At the same time, 97 percent of emergency physicians also report treating Medicaid patients on a daily basis who could not find any other doctor to accept their health insurance. If the new health care reform legislation provides insurance coverage that reimburses doctors at Medicaid rates, this could exacerbate a lack of access to medical care.

"This poll confirms what we are witnessing in Massachusetts — that visits to emergency rooms are going to increase across the country, despite health care reform, and that health insurance coverage does not guarantee access to medical care," said Dr. Sandra Schneider, president of the American College of Emergency Physicians. "Emergency medicine provides lifesaving and critical care to millions of patients each year and yet only represents 2 percent of the nation's health care expenditures. Emergency physicians command the resources of a hospital to provide the best care for patients, but we must be prepared for increasing numbers of patients, not fewer, especially given our growing elderly population."

ACEP conducted the poll from March 3 to March 11, 2011. E-mails were sent to 20,687 emergency physicians, and 1,768 responded. The survey has a theoretical sampling error range of plus/minus 2.23.

While 79 percent of responding emergency physicians said their emergency departments use resources efficiently, nearly half of respondents (44 percent) said the fear of lawsuits was the biggest challenge to cutting emergency department costs. More than half (53 percent) of emergency physicians reported that fear of lawsuits is the main reason for ordering the number of tests they do.

"Emergency departments need more resources, not fewer, and medical liability reform would help reduce overall costs by reducing the need for defensive medicine," said Dr. Schneider.

Two-thirds of emergency visits occur after business hours, when doctor's offices are closed and patients have nowhere else to turn. Visits to ERs reached an all-time high of nearly 124 million in 2008, according to the Centers for Disease Control and Prevention (CDC) and are expected to rise nationwide.

Physicians responding to the poll attribute the overall increase in emergency patients to patients without health coverage (28 percent) and a growing elderly population (23 percent) are seen by physicians as the most important reasons for the overall increase in ER patients.

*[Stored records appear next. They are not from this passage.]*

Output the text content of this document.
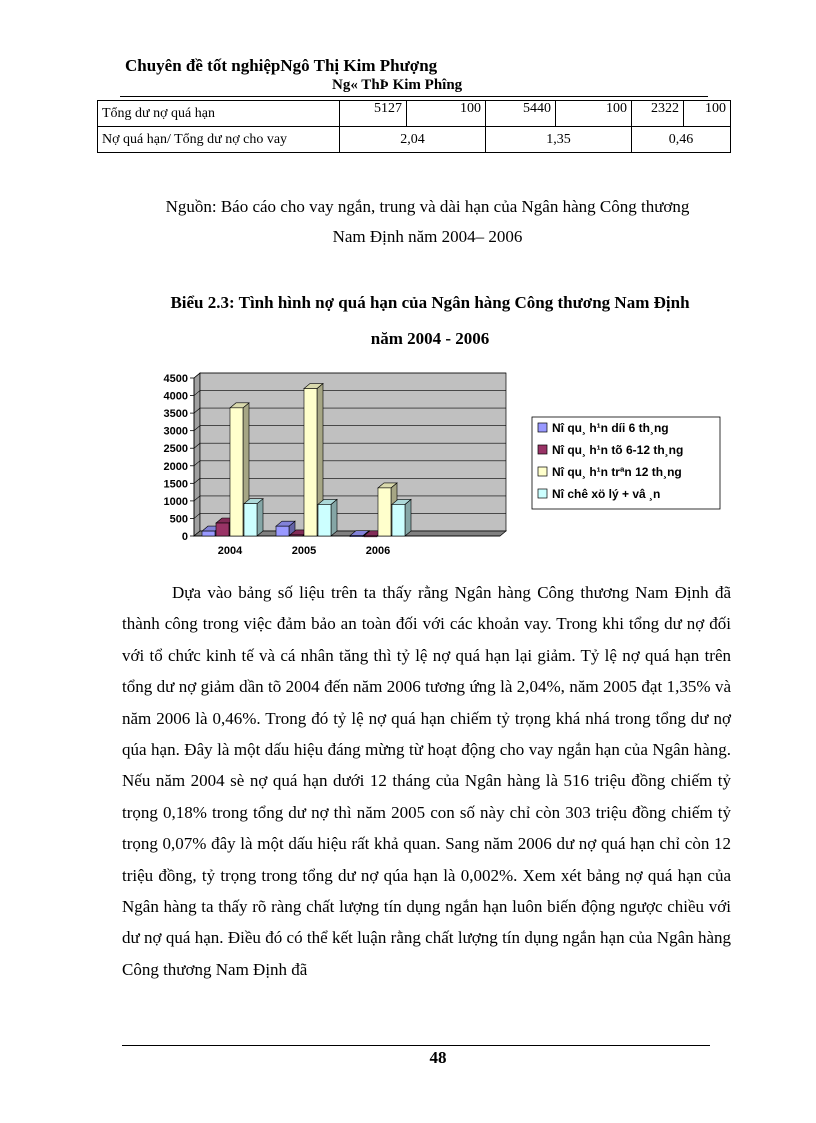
Chuyên đề tốt nghiệpNgô Thị Kim Phượng
Ng« ThÞ Kim Phîng
Tổng dư nợ quá hạn	5127	100	5440	100	2322	100
Nợ quá hạn/ Tổng dư nợ cho vay	2,04		1,35		0,46	
Nguồn: Báo cáo cho vay ngắn, trung và dài hạn của Ngân hàng Công thương
Nam Định năm 2004– 2006
Biểu 2.3: Tình hình nợ quá hạn của Ngân hàng Công thương Nam Định
năm 2004 - 2006
0
500
1000
1500
2000
2500
3000
3500
4000
4500
2004	2005	2006
Nî qu¸ h¹n díi 6 th¸ng
Nî qu¸ h¹n tõ 6-12 th¸ng
Nî qu¸ h¹n trªn 12 th¸ng
Nî chê xö lý + vâ ¸n

Dựa vào bảng số liệu trên ta thấy rằng Ngân hàng Công thương Nam Định đã thành công trong việc đảm bảo an toàn đối với các khoản vay. Trong khi tổng dư nợ đối với tổ chức kinh tế và cá nhân tăng thì tỷ lệ nợ quá hạn lại giảm. Tỷ lệ nợ quá hạn trên tổng dư nợ giảm dần tõ 2004 đến năm 2006 tương ứng là 2,04%, năm 2005 đạt 1,35% và năm 2006 là 0,46%. Trong đó tỷ lệ nợ quá hạn chiếm tỷ trọng khá nhá trong tổng dư nợ qúa hạn. Đây là một dấu hiệu đáng mừng từ hoạt động cho vay ngắn hạn của Ngân hàng. Nếu năm 2004 sè nợ quá hạn dưới 12 tháng của Ngân hàng là 516 triệu đồng chiếm tỷ trọng 0,18% trong tổng dư nợ thì năm 2005 con số này chỉ còn 303 triệu đồng chiếm tỷ trọng 0,07% đây là một dấu hiệu rất khả quan. Sang năm 2006 dư nợ quá hạn chỉ còn 12 triệu đồng, tỷ trọng trong tổng dư nợ qúa hạn là 0,002%. Xem xét bảng nợ quá hạn của Ngân hàng ta thấy rõ ràng chất lượng tín dụng ngắn hạn luôn biến động ngược chiều với dư nợ quá hạn. Điều đó có thể kết luận rằng chất lượng tín dụng ngắn hạn của Ngân hàng Công thương Nam Định đã

48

An overwhelming 89 percent of physicians believe the number of visits to the emergency department will increase as health care reforms are implemented with 54 percent of them expecting to see a significant increase.

"Emergency visits have increased at twice the rate of the U.S. population, and less than 8 percent of those patients have nonurgent medical conditions, meaning the vast majority need to be there," said Dr. Schneider. "At the same time, hundreds of emergency departments have closed. The new health care reform law does not address these problems and with the elderly population and more emergency departments forced to shut down, this crisis will only get worse."

More than 1,400 (82.5 percent) responding to the poll said that lives were saved every day in their emergency departments. "Emergency medicine is critical at any hour of the day. It must be there when you need it," said Dr. Schneider.